Typical BBC waffle when it comes to so called "bad news" about Apple. They have a doom and gloom headline, then mention briefly that there has been tagged user data has been in Itunes files all along. I'm convinced that the BBC News technology section is written by people who still use type writers. The funny bit about the article was that they seemed to care more about pirate's ability to eventually strip out this heinous data, rather than explain why it might be necessary to help prevent piracy whilst allowing consumer freedom and that it is a small price to pay for DRM-free music files. I expect more than this in return for the $250 a year licence fee!
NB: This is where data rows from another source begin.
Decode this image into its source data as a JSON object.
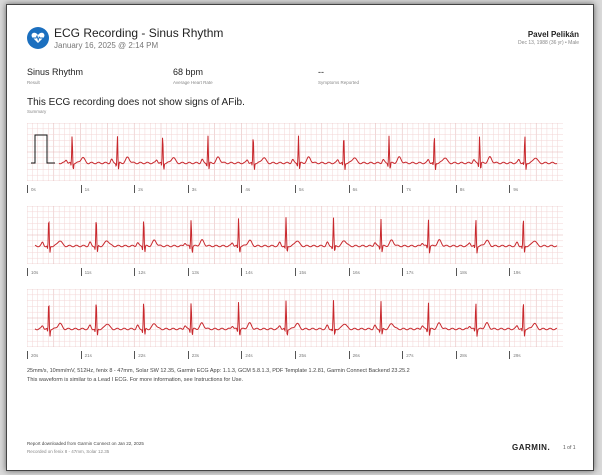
{
  "header": {
    "title": "ECG Recording - Sinus Rhythm",
    "datetime": "January 16, 2025 @ 2:14 PM",
    "user_name": "Pavel Pelikán",
    "user_info": "Dec 13, 1988 (36 yr) • Male"
  },
  "stats": [
    {
      "value": "Sinus Rhythm",
      "label": "Result"
    },
    {
      "value": "68 bpm",
      "label": "Average Heart Rate"
    },
    {
      "value": "--",
      "label": "Symptoms Reported"
    }
  ],
  "summary": {
    "text": "This ECG recording does not show signs of AFib.",
    "label": "Summary"
  },
  "strips": [
    {
      "seconds": [
        "0s",
        "1s",
        "2s",
        "3s",
        "4s",
        "5s",
        "6s",
        "7s",
        "8s",
        "9s"
      ],
      "calibration_pulse": true
    },
    {
      "seconds": [
        "10s",
        "11s",
        "12s",
        "13s",
        "14s",
        "15s",
        "16s",
        "17s",
        "18s",
        "19s"
      ],
      "calibration_pulse": false
    },
    {
      "seconds": [
        "20s",
        "21s",
        "22s",
        "23s",
        "24s",
        "25s",
        "26s",
        "27s",
        "28s",
        "29s"
      ],
      "calibration_pulse": false
    }
  ],
  "footer": {
    "specs": "25mm/s, 10mm/mV, 512Hz, fenix 8 - 47mm, Solar SW 12.35, Garmin ECG App: 1.1.3, GCM 5.8.1.3, PDF Template 1.2.81, Garmin Connect Backend 23.25.2",
    "disclaimer": "This waveform is similar to a Lead I ECG. For more information, see Instructions for Use.",
    "report": "Report downloaded from Garmin Connect on Jan 22, 2025",
    "recorded_on": "Recorded on fenix 8 - 47mm, Solar 12.35",
    "brand": "GARMIN.",
    "page": "1 of 1"
  },
  "colors": {
    "grid_minor": "#f3d6d6",
    "grid_major": "#e2b3b3",
    "trace": "#c8282d",
    "logo": "#1b6fbf"
  },
  "ecg": {
    "seconds_per_strip": 10,
    "beats_per_strip": 11,
    "r_wave_amplitude_mV": 1.0
  }
}
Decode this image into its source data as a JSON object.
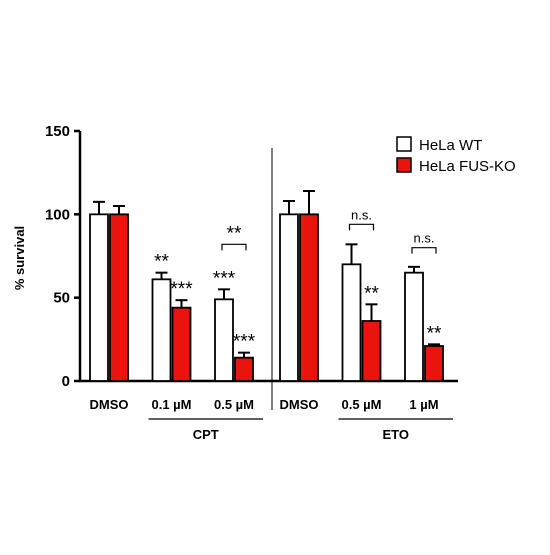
{
  "chart_data": {
    "type": "bar",
    "ylabel": "% survival",
    "ylim": [
      0,
      150
    ],
    "yticks": [
      "0",
      "50",
      "100",
      "150"
    ],
    "legend_position": "top-right",
    "series": [
      {
        "name": "HeLa WT",
        "color": "#ffffff"
      },
      {
        "name": "HeLa FUS-KO",
        "color": "#e8140d"
      }
    ],
    "groups": [
      {
        "categories": [
          {
            "label": "DMSO",
            "values": [
              100,
              100
            ],
            "errors": [
              7.5,
              5
            ],
            "marks": [
              "",
              ""
            ]
          },
          {
            "label": "0.1 µM",
            "values": [
              61,
              44
            ],
            "errors": [
              4,
              4.5
            ],
            "marks": [
              "**",
              "***"
            ]
          },
          {
            "label": "0.5 µM",
            "values": [
              49,
              14
            ],
            "errors": [
              6,
              3
            ],
            "marks": [
              "***",
              "***"
            ]
          }
        ]
      },
      {
        "categories": [
          {
            "label": "DMSO",
            "values": [
              100,
              100
            ],
            "errors": [
              8,
              14
            ],
            "marks": [
              "",
              ""
            ]
          },
          {
            "label": "0.5 µM",
            "values": [
              70,
              36
            ],
            "errors": [
              12,
              10
            ],
            "marks": [
              "",
              "**"
            ]
          },
          {
            "label": "1 µM",
            "values": [
              65,
              21
            ],
            "errors": [
              3.5,
              1
            ],
            "marks": [
              "",
              "**"
            ]
          }
        ]
      }
    ],
    "group_labels": [
      "CPT",
      "ETO"
    ],
    "comparisons": [
      {
        "group": 0,
        "category": 2,
        "label": "**"
      },
      {
        "group": 1,
        "category": 1,
        "label": "n.s."
      },
      {
        "group": 1,
        "category": 2,
        "label": "n.s."
      }
    ]
  }
}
Personally I could care less if Apple want to tag the songs they sell, whether it is user removable or not. Surely nobody expected higher quality DRM-free songs to have no piracy safeguards whatsoever?

 

[gwangung]

This is the same flawed, self-righteous argument (excuse really) used to justify "sneak and peek", drug testing, and other intrusions of privacy. The claim is that if you're not doing anything wrong, why worry about surveillance?

The fallacy of this "argument" is that it's an invasion of privacy - plain and simple.

I don't want anyone peeping into my bedroom window, clandestinely listening to my phone conversations, or insisting on examing my hairs, DNA, urine, or other bodily fluids.

Embedding personal information into an iTunes track is not innocuous either. Suppose you make a CD for a friend. Then that friend thoughtlessly uploads a track or two to a file sharing service. Other people then copy and upload these same tracks. What if an RIAA investigation finds these tracks and trace them back to you? We've already seen how aggressively RIAA will pursue legal action. It doesn't matter whether you intended for your legally purchased track to end up on a file sharing site or not - the evidence points to you.

Of course, it's not clear if Apple actually is writing personally identifiable information into iTunes tracks. Nor is it clear whether copies of these tracks would replicate the data onto CDs.

Still, in this day and age, privacy is fast becoming a scarce commodity. Privacy is a vital right which is well worth defending - threats to our privacy must be strenuously resisted.

Muddled thinking.

One. Apple ALREADY has this information. it got it when YOU bought it.
No privacy involved at all.

Two. The tracks point to you...as ONE link in a chain, not the endpoint.

Three, when the track gets into the public realm...which is what happens if it gets passed around multiple times...privacy doesn't apply. By definition.